Felix Resources, for instance, soared to record highs last week on the merger and acquisition speculation.

Brisbane-based Felix is one of the best performers on the Australian Securities Exchange this year, with a four-fold increase in its share price since mid-January.

Perth-based Aquila Resources has trebled in the same time, further confirmation that black is the new gold.

And behind these few glamour stocks, there may be more gems hidden in the ROM pile.

UBS expects further consolidation as steel producers globally recognise the increasing importance of securing supplies of iron ore, coal and manganese from Australia.

It believes that Felix and Gloucester Coal may be prime targets for predators.

While 70% of Felix’s share register is tightly held, UBS believes the large shareholders – including private group AMCI – “could be sellers at an appropriate price”

Gloucester, meanwhile, has the “most upside potential”, with multiples paid for the Macarthur stake suggesting a 30%-plus return on the current price is feasible.

Patersons Securities is another broker very keen on the black stuff, having just released its Coal Sector Report, “The Sun Rises in the East”

The Perth broker notes that coal prices are trading at unprecedented levels due to:

The rapid industrialisation of countries like China and India;

Infrastructure constraints among suppliers;

The rising price of competing energy sources adding pressure for more coal supplies; and

Major supply disruptions this year in China (blizzards), Australia (flooding) and South Africa (blackouts).

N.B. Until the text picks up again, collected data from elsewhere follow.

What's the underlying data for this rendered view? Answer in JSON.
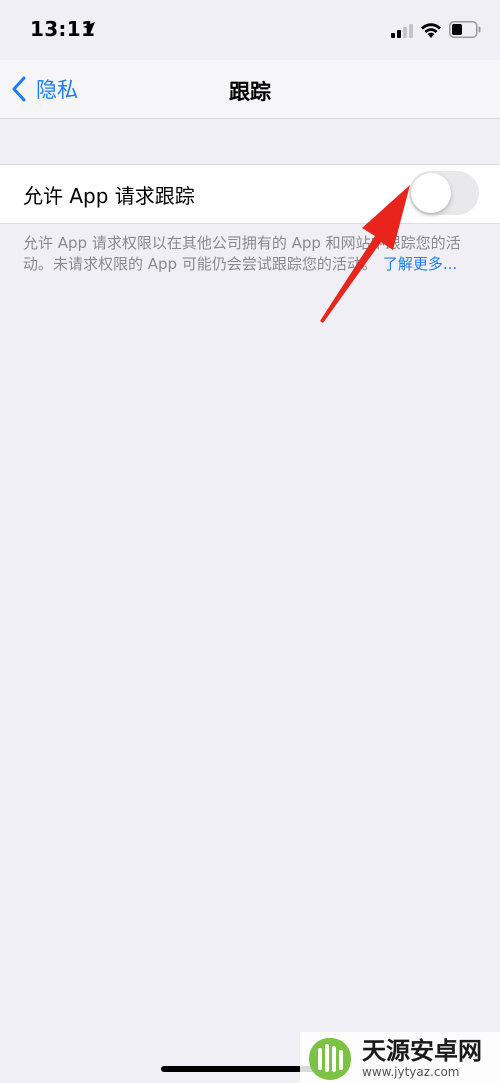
{
  "status_bar": {
    "time": "13:11"
  },
  "nav": {
    "back_label": "隐私",
    "title": "跟踪"
  },
  "setting": {
    "label": "允许 App 请求跟踪",
    "toggle_on": false
  },
  "footer": {
    "description": "允许 App 请求权限以在其他公司拥有的 App 和网站中跟踪您的活动。未请求权限的 App 可能仍会尝试跟踪您的活动。",
    "learn_more": "了解更多..."
  },
  "watermark": {
    "title": "天源安卓网",
    "url": "www.jytyaz.com"
  },
  "colors": {
    "accent": "#1f7ef5",
    "background": "#f0eff5",
    "toggle_off": "#e9e9eb",
    "arrow": "#e8241c"
  }
}
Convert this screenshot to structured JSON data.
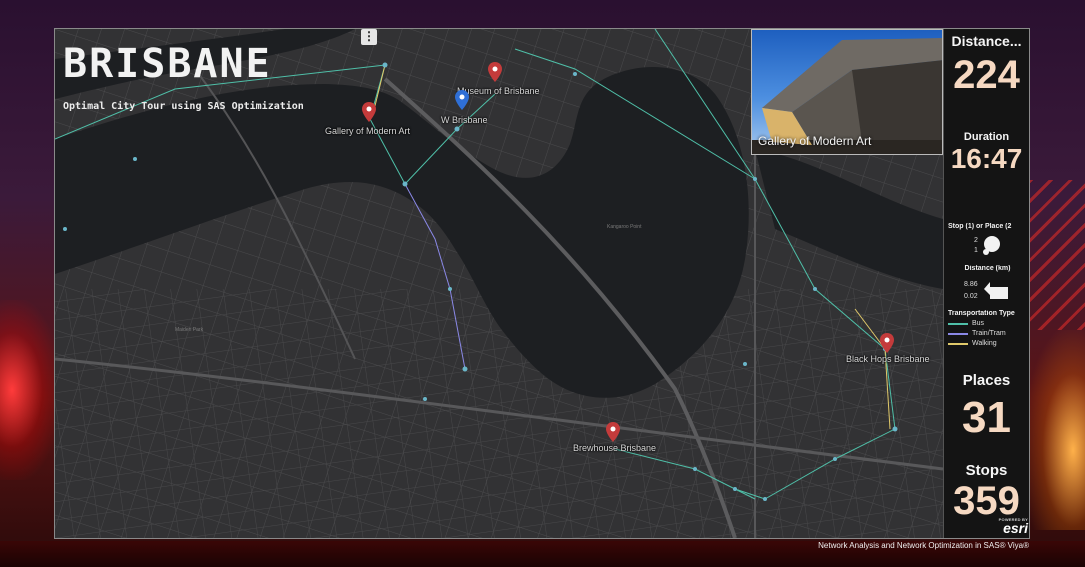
{
  "header": {
    "title": "BRISBANE",
    "subtitle": "Optimal City Tour using SAS Optimization",
    "menu_icon": "⋮"
  },
  "map": {
    "places": [
      {
        "name": "Museum of Brisbane",
        "color": "#c43b3b"
      },
      {
        "name": "W Brisbane",
        "color": "#2f6fd6"
      },
      {
        "name": "Gallery of Modern Art",
        "color": "#c43b3b"
      },
      {
        "name": "Black Hops Brisbane",
        "color": "#c43b3b"
      },
      {
        "name": "Brewhouse Brisbane",
        "color": "#c43b3b"
      }
    ],
    "district_labels": [
      "Maiden Park",
      "Kangaroo Point"
    ]
  },
  "photo": {
    "caption": "Gallery of Modern Art"
  },
  "panel": {
    "distance_title": "Distance...",
    "distance_value": "224",
    "duration_title": "Duration",
    "duration_value": "16:47",
    "legend_stop_title": "Stop (1) or Place (2",
    "legend_stop_values": [
      "2",
      "1"
    ],
    "legend_distance_title": "Distance (km)",
    "legend_distance_values": [
      "8.86",
      "0.02"
    ],
    "legend_transport_title": "Transportation Type",
    "transport_types": [
      {
        "label": "Bus",
        "color": "#4fbfa8"
      },
      {
        "label": "Train/Tram",
        "color": "#8a88e6"
      },
      {
        "label": "Walking",
        "color": "#e0c96a"
      }
    ],
    "places_title": "Places",
    "places_value": "31",
    "stops_title": "Stops",
    "stops_value": "359",
    "powered_by": "POWERED BY",
    "esri_logo": "esri"
  },
  "footer": {
    "text": "Network Analysis and Network Optimization in SAS® Viya®"
  }
}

In the years 2001 to 2006 coal consumption grew at a compound annual rate of 5.3%, higher than all other conventional sources of energy, according to Patersons.

“The proportion of coal in the energy mix has grown over the past decade, even as concerns over global warming have increased,” the company says.

Seaborne demand for coal is expected to grow by 87 million tonnes by 2013 as more power and steel production capacity is added, with the majority coming from Asia.

China is expected to cease being a net exporter in 2008 while two other important suppliers, South Africa and Indonesia, are expected to experience “growing domestic demand that will limit their ability to export ever more coal”

Given the favourable conditions, Australian mid-cap coal producers have generally flourished, averaging total returns of 111% in the past 12 months, the broker calculates.

High contract prices and strong takeover activity are supporting share prices, but Patersons warns that “many appear to be fully valued”

Funnily enough, one of those overvalued stocks is Gloucester Coal, the same company that UBS believes could be in line for big M&A-driven gains.

“We have a sell recommendation on Gloucester Coal because we believe it is the most overpriced and least prospective of our companies under coverage,” is the damning comment from Patersons.

On the buy side, it likes two explorers, Cockatoo Coal and Northern Energy Corporation, while holds are recommended for MacArthur and Felix because of recent price appreciation.

Iron Ore, of course, is the other side of the equation for steel mills.

UBS notes that access to infrastructure is the key hurdle for iron ore wannabes.

Key stocks include FMG, which has recently started commissioning its $3 billion Pilbara venture, and Mount Gibson, which has infrastructure access to grow its production to 10 million tonnes per annum.

BC Iron, Atlas Iron, Brockman Resources and Murchison Metals are also on UBS’ watch list.

Murchison is right in the thick of things, having yesterday launched a revised merger offer for rival Midwest Corporation, topping a $1.36 billion all-cash offer from China’s Sinosteel.

Further proof, if any were needed, that “the bulks” are the hot spot for Australian rock kickers.